Die unionsgeführten Länder sind gegen die geplante starke Einschränkung der Telefonwerbung. Sie soll nach ihrer Ansicht nur dann verboten sein, wenn der Verbraucher bei einer noch einzurichtenden Stelle ausdrücklich widerspricht, zu Werbezwecken angerufen zu werden. Die vom Bundestag verabschiedete Regelung sieht hingegen vor, dass die Telefonwerbung im privaten Bereich nur dann zulässig ist, wenn der Adressat zuvor eingewilligt hat.

Bundesjustizministerin Brigitte Zypries (SPD) erklärte: „Der Schutz der Privatsphäre muss hier Vorrang vor den Interessen einzelner Wirtschaftszweige haben.“ Sie verwies auch darauf, dass die Gerichte unerwünschte Telefonwerbung als rechtswidrig einstufen würden. Die Wirtschaft hatte massiv gegen die Regelung Stellung bezogen. Der Präsident des Verbands der Zeitschriftenverleger (VDZ), Hubert Burda, wies kürzlich darauf hin, dass es dann der Presse auch verboten sein würde, telefonisch Abonnenten zu gewinnen oder zu halten.

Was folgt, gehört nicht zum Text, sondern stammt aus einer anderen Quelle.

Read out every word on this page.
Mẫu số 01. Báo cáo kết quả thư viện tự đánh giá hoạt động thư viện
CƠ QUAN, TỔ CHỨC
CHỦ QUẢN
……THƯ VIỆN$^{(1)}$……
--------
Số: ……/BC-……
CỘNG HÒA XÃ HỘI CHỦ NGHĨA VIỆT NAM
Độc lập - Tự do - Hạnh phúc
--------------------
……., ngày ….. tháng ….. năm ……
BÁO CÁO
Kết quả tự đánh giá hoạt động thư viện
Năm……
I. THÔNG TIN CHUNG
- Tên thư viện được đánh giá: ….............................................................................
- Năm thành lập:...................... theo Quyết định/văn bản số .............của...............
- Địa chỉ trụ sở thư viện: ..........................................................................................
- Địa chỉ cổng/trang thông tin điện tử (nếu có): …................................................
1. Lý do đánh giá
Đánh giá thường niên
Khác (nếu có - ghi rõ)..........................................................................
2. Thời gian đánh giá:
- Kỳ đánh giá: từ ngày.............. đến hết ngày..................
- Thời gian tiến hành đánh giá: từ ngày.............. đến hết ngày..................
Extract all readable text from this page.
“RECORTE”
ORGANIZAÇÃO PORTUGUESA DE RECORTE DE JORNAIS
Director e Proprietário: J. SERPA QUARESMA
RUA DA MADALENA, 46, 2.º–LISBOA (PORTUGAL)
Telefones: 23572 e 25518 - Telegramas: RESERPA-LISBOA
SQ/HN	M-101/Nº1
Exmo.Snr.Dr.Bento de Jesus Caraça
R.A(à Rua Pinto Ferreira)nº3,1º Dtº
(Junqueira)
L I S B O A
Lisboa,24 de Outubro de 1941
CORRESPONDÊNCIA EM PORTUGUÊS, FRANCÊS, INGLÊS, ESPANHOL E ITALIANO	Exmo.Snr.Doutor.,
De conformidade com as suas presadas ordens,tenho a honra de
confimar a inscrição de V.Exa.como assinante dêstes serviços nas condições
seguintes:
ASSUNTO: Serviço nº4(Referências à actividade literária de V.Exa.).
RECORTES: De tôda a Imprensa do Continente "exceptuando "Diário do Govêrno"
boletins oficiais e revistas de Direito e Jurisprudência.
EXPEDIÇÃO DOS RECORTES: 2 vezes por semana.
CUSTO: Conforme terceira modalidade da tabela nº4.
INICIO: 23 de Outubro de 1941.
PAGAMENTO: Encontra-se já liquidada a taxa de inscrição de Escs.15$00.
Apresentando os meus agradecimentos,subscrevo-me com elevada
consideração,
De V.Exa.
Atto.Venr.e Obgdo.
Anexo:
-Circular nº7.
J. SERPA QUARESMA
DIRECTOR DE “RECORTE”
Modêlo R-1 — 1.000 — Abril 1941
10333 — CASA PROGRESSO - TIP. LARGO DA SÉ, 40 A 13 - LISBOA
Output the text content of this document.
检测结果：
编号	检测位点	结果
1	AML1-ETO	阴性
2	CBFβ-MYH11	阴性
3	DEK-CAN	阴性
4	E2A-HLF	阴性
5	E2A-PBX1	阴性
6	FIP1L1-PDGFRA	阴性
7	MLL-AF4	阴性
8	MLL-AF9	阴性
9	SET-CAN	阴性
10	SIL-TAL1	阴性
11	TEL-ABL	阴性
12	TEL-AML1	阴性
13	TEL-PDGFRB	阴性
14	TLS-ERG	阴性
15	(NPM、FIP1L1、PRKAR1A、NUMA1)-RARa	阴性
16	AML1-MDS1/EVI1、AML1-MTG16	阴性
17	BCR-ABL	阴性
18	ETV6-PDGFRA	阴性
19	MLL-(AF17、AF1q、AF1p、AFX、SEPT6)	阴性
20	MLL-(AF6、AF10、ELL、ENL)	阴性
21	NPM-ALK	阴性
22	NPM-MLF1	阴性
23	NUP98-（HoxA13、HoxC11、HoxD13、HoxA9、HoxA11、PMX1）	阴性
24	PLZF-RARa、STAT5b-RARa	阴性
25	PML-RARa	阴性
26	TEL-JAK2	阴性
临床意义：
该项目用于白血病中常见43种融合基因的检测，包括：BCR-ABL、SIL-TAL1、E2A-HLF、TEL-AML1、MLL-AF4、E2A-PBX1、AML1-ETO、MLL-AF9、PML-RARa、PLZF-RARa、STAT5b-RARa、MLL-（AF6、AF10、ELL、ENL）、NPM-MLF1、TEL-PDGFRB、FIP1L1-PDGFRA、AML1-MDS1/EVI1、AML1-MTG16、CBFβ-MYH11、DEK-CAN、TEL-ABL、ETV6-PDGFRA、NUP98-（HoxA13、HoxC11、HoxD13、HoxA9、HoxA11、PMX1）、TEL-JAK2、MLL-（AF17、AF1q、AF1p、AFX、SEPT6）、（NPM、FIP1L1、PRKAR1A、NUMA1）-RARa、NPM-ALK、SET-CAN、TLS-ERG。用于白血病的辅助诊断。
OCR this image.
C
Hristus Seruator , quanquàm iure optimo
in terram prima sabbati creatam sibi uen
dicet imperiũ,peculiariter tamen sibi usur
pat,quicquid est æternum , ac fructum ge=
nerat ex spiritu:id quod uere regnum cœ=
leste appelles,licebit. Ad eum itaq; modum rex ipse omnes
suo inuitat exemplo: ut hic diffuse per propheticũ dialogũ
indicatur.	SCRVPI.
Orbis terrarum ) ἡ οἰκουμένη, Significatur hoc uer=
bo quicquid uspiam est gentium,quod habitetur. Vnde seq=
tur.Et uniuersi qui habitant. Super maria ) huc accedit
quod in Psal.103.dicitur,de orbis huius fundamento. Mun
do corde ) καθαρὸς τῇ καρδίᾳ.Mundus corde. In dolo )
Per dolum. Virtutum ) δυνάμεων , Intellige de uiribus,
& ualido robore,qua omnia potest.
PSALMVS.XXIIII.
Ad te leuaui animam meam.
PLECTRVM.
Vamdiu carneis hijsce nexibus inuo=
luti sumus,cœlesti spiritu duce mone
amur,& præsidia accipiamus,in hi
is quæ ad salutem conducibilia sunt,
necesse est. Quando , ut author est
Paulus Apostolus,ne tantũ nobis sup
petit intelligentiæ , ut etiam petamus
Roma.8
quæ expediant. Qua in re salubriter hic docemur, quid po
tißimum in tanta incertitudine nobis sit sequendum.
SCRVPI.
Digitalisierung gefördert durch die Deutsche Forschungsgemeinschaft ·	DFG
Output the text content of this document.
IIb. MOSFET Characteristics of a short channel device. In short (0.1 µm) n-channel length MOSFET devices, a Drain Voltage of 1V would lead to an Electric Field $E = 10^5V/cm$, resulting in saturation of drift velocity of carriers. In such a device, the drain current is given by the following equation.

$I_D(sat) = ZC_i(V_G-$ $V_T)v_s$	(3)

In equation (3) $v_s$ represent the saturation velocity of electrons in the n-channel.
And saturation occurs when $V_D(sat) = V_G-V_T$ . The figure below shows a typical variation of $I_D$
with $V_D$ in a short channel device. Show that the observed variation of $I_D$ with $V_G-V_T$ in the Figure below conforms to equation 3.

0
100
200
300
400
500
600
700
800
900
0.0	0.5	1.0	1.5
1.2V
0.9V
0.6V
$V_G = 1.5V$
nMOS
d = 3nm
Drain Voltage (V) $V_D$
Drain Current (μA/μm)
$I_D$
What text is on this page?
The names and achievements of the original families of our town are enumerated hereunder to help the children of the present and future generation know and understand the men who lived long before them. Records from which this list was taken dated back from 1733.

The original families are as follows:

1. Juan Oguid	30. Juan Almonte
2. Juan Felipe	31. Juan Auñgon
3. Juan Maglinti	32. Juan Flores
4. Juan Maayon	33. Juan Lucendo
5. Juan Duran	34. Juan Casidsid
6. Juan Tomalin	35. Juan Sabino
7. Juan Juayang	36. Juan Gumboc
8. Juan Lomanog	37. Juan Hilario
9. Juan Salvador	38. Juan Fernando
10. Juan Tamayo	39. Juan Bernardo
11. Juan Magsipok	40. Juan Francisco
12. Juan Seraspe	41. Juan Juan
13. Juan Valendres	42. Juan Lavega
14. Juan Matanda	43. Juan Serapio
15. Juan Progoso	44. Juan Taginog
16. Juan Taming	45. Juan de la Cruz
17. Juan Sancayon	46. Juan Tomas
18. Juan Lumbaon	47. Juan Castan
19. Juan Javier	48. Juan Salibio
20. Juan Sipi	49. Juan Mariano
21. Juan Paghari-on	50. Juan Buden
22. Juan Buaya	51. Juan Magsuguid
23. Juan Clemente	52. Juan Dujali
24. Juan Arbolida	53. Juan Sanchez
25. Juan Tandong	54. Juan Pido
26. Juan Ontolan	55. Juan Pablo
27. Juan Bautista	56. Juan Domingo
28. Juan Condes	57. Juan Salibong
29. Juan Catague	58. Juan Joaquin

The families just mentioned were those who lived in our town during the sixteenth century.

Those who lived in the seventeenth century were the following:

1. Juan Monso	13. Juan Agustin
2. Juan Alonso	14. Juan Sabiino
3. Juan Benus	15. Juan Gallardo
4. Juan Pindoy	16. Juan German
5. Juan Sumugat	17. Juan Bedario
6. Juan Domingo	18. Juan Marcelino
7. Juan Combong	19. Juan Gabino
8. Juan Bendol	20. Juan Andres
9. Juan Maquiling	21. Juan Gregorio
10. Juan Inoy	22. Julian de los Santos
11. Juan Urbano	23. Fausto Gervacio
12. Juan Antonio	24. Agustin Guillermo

Die Regelungen hätten überdies zur Folge, dass Call Center in das benachbarte Ausland verlegt würden, um von dort aus legal in Deutschland weiter zu werben. Nach Burdas Schätzungen gehen dadurch mehr als 100 000 Arbeitsplätze verloren.

Mit neuen Gesetz werden auch veränderte Leitlinien für Werbung festgelegt. Im Vermittlungsausschuss soll aber noch über einen so genannten Gewinnabschöpfungsanspruch diskutiert werden. Wer zahlreiche Verbraucher vorsätzlich um kleine Beträge prellt und so wettbewerbswidrige Gewinne erwirtschaftet, wird diese nach den Vorstellungen von Zypries künftig nicht behalten können. Die Union sieht diese Regelung als zu bürokratisch an.